录音笔已经没电了,乔以越查了一下型号,发现这款可以定时录音,待机时间能有一百个小时,算起来昨天就该没电了,前些天她和蔡书虞的通话内容没什么可疑的,但昨晚两人差点做了,纠缠过程中难免说了些不该说的,她不是很确定这些有没有被录进去,却也不敢擅自导出确认,担心破坏证据,只能惴惴不安守着那盒子,等翁品言过来。
下午四点左右,翁品言终于到了,风尘仆仆的,刚下飞机就赶了过来,她还带了个律师过来,叫杜朝琛,西装革履,架着副金丝眼镜,看起来很干练的样子,他不是艾回法律部的,而是周舒礼那边的人脉,翁品言说是不想打草惊蛇,如果找那些专管娱乐法的律所,难保走漏消息。
杜朝琛先问了一些问题,乔以越一一作答,接着,在他想检查录音笔里的音源前,乔以越急忙小声对翁品言说:“昨晚小虞在我这里过夜的。”

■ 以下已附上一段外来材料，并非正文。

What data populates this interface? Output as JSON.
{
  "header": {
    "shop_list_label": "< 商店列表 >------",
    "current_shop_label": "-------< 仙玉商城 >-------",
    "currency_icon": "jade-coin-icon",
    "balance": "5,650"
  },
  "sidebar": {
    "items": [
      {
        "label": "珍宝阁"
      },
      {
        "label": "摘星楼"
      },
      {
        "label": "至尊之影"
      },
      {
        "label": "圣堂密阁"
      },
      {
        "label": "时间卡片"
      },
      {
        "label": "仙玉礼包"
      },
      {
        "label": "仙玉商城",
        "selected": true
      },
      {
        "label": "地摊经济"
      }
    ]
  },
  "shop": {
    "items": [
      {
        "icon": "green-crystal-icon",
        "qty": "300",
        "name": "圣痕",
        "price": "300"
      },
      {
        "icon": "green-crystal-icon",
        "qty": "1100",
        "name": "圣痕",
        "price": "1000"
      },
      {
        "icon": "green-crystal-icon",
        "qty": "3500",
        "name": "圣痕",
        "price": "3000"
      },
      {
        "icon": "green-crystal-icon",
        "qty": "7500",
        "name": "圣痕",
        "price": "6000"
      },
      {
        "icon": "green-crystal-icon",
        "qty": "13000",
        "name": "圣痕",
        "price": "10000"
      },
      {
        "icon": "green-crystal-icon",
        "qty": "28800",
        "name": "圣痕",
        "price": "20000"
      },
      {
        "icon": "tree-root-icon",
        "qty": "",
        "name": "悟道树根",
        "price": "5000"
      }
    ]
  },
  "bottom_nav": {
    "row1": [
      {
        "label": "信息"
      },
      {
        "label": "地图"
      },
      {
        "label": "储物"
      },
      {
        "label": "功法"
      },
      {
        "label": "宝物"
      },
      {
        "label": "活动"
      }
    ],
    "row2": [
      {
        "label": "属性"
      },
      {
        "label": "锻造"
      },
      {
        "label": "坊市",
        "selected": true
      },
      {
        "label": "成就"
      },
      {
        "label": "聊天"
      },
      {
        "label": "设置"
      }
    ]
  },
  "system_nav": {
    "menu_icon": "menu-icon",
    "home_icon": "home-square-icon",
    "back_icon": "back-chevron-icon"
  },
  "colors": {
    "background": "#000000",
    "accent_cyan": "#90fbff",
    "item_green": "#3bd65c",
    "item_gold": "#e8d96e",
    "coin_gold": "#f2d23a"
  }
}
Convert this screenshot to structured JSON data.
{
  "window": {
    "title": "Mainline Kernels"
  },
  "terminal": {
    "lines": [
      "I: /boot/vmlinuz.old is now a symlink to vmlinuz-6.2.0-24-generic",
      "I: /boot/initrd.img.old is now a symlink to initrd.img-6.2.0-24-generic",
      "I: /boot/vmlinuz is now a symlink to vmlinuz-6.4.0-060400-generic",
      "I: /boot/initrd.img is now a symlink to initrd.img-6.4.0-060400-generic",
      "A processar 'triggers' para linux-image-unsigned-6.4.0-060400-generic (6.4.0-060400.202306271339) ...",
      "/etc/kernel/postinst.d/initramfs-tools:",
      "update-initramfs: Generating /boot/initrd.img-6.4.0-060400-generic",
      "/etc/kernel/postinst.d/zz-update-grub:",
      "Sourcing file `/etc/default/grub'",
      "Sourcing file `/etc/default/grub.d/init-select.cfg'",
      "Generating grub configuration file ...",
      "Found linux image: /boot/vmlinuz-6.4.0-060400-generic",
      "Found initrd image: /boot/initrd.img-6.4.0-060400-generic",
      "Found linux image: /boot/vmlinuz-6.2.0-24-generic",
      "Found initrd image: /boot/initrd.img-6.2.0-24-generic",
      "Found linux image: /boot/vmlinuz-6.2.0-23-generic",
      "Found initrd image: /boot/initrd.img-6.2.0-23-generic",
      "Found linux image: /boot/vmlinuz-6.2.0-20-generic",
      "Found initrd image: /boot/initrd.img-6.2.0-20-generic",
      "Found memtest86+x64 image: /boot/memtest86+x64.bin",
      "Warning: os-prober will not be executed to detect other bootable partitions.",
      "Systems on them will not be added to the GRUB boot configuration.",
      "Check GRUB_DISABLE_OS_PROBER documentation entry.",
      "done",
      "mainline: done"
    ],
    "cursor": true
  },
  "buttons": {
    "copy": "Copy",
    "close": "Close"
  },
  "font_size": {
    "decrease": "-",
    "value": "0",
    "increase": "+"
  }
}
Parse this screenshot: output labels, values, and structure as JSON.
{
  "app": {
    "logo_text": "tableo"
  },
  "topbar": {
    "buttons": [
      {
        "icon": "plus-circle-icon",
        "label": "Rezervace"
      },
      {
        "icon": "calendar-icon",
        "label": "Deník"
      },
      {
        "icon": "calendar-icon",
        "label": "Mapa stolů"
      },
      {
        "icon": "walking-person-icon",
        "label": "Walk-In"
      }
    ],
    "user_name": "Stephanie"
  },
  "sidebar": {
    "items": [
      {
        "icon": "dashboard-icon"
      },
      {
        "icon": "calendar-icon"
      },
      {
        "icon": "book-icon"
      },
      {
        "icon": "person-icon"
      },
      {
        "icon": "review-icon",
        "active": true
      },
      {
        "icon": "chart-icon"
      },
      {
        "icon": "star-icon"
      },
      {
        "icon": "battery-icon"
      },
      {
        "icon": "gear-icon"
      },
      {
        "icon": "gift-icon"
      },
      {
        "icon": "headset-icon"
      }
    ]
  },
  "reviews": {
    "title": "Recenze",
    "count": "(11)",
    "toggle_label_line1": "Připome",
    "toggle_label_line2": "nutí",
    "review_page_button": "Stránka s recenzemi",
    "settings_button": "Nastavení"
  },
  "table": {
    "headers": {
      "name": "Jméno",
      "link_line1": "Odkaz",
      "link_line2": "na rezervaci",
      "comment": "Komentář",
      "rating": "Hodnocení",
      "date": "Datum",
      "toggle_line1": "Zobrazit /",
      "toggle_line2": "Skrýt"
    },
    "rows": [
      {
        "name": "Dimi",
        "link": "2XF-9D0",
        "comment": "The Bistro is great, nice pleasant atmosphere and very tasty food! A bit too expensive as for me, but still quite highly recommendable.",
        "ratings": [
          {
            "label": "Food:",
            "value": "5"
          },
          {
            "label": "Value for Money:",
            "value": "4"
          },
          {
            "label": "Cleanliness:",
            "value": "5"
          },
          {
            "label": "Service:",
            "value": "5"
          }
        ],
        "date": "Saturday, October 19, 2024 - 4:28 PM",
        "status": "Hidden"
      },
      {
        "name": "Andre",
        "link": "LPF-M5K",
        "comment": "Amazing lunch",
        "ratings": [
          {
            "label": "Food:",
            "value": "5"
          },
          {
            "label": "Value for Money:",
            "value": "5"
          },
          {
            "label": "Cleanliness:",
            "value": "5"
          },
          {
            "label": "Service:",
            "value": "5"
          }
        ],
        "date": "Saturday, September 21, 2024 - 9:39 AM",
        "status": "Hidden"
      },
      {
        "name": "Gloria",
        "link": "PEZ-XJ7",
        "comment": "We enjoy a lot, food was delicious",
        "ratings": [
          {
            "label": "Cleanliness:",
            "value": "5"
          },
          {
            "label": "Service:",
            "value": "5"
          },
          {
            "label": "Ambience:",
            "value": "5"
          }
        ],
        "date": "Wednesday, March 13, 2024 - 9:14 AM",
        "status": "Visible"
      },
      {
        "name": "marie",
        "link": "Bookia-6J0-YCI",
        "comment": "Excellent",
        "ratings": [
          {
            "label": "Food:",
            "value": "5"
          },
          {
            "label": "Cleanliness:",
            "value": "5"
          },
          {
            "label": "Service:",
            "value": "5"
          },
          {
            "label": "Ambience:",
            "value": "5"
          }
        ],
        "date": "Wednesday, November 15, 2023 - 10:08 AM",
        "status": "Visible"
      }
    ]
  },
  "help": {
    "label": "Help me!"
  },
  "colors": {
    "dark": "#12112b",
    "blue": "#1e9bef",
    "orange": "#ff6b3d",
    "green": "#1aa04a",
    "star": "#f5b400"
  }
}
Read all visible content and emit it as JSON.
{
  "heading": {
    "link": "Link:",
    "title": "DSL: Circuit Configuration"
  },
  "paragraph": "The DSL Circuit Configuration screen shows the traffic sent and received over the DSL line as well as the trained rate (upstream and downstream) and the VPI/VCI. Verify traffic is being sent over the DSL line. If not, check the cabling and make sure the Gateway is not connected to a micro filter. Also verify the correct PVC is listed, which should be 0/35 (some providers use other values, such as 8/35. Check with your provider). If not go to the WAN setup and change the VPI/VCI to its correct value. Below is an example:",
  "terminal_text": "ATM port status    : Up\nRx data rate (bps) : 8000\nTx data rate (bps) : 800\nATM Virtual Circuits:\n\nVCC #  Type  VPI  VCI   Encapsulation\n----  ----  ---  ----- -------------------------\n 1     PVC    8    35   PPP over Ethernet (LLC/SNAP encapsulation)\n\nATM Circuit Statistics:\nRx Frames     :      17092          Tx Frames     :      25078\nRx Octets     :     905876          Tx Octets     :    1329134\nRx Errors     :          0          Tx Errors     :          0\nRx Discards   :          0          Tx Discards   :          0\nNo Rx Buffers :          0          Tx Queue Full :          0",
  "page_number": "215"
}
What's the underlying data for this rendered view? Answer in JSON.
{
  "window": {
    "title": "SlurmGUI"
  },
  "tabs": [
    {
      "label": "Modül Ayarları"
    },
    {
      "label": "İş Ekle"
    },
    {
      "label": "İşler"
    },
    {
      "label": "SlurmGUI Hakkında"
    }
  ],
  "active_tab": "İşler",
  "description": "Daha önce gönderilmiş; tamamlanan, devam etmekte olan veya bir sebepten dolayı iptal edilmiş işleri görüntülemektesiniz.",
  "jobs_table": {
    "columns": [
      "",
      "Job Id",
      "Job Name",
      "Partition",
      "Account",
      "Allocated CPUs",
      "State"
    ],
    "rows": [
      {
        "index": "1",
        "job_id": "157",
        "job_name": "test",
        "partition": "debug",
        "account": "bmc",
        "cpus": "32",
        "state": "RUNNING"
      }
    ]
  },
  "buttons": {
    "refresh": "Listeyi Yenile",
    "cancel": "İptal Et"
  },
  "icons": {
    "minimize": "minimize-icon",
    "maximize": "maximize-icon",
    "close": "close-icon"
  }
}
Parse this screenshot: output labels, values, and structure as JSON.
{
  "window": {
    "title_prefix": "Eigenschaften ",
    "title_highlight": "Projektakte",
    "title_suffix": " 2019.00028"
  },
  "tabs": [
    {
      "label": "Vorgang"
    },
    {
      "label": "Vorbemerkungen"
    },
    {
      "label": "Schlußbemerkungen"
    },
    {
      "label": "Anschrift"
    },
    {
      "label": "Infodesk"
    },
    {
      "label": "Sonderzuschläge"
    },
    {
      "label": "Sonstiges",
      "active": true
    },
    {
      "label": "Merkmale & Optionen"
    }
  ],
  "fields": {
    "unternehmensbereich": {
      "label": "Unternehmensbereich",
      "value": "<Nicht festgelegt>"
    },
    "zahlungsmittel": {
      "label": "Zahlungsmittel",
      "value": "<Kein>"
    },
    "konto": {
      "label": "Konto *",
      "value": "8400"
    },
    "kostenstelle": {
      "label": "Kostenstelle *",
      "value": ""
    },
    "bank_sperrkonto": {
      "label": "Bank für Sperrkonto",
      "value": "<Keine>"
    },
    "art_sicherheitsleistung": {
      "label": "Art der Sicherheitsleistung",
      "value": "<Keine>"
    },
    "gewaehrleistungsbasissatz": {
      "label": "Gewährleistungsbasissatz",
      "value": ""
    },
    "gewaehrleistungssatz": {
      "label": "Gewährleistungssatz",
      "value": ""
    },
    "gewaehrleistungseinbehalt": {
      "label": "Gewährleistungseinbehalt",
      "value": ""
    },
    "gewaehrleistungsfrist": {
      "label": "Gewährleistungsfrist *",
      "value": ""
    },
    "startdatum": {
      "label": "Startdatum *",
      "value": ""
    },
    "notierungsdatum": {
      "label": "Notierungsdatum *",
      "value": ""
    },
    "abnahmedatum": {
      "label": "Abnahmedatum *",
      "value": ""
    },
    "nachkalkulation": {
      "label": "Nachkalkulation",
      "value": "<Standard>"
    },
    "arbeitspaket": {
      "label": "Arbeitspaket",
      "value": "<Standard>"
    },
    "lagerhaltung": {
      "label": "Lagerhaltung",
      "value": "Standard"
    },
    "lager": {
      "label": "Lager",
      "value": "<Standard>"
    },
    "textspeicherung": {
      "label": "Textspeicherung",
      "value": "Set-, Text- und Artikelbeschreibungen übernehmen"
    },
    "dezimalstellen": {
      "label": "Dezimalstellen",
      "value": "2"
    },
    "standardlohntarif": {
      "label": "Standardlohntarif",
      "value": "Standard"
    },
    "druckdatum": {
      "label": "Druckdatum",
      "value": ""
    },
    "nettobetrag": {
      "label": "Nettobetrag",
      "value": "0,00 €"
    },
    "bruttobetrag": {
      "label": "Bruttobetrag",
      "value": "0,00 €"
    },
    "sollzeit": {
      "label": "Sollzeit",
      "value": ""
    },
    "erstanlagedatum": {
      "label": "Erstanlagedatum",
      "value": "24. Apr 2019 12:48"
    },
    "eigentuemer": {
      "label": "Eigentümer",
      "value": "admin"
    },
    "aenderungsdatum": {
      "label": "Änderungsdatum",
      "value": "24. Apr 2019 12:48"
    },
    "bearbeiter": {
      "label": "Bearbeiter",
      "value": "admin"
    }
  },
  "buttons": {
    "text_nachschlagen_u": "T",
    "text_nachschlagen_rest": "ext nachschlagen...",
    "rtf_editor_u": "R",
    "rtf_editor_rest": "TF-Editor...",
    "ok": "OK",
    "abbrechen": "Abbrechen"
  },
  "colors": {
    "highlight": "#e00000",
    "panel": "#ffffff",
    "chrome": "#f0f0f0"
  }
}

“啧,早让你注意点,少她妈给我惹事。”翁品言没好气地白了她一眼,然后就拿走了录音笔,说其中可能涉及一些业务隐私,需要事先确认一下。
之后她让杜朝琛先整理搜集到的资料,然后拉着乔以越去了另个屋子,导出音源,把内容过了一遍,录音时间是每晚十点到凌晨一点,算准了乔以越的作息,都是趁她在家时才开始录音,看得翁品言忍不住骂了句:“混账。”
前面的录音没什么风险,大多是工作以及一些日常问候,最后一段,前半没有任何声音,十二点半左右,忽地传出砰的一声撞门声,还夹杂着细碎的笑声,这分明就是昨晚她们回屋时候的场景,那几声笑又甜又黏,音色独特,传出去,但凡是认识蔡书虞的人,都能精准无误地报出她的名字,乔以越急忙按了暂停,手忙脚乱之下差点掀翻了电脑,一张脸涨得通红,都快冒烟了,看上去烫得能直接烙鸡蛋。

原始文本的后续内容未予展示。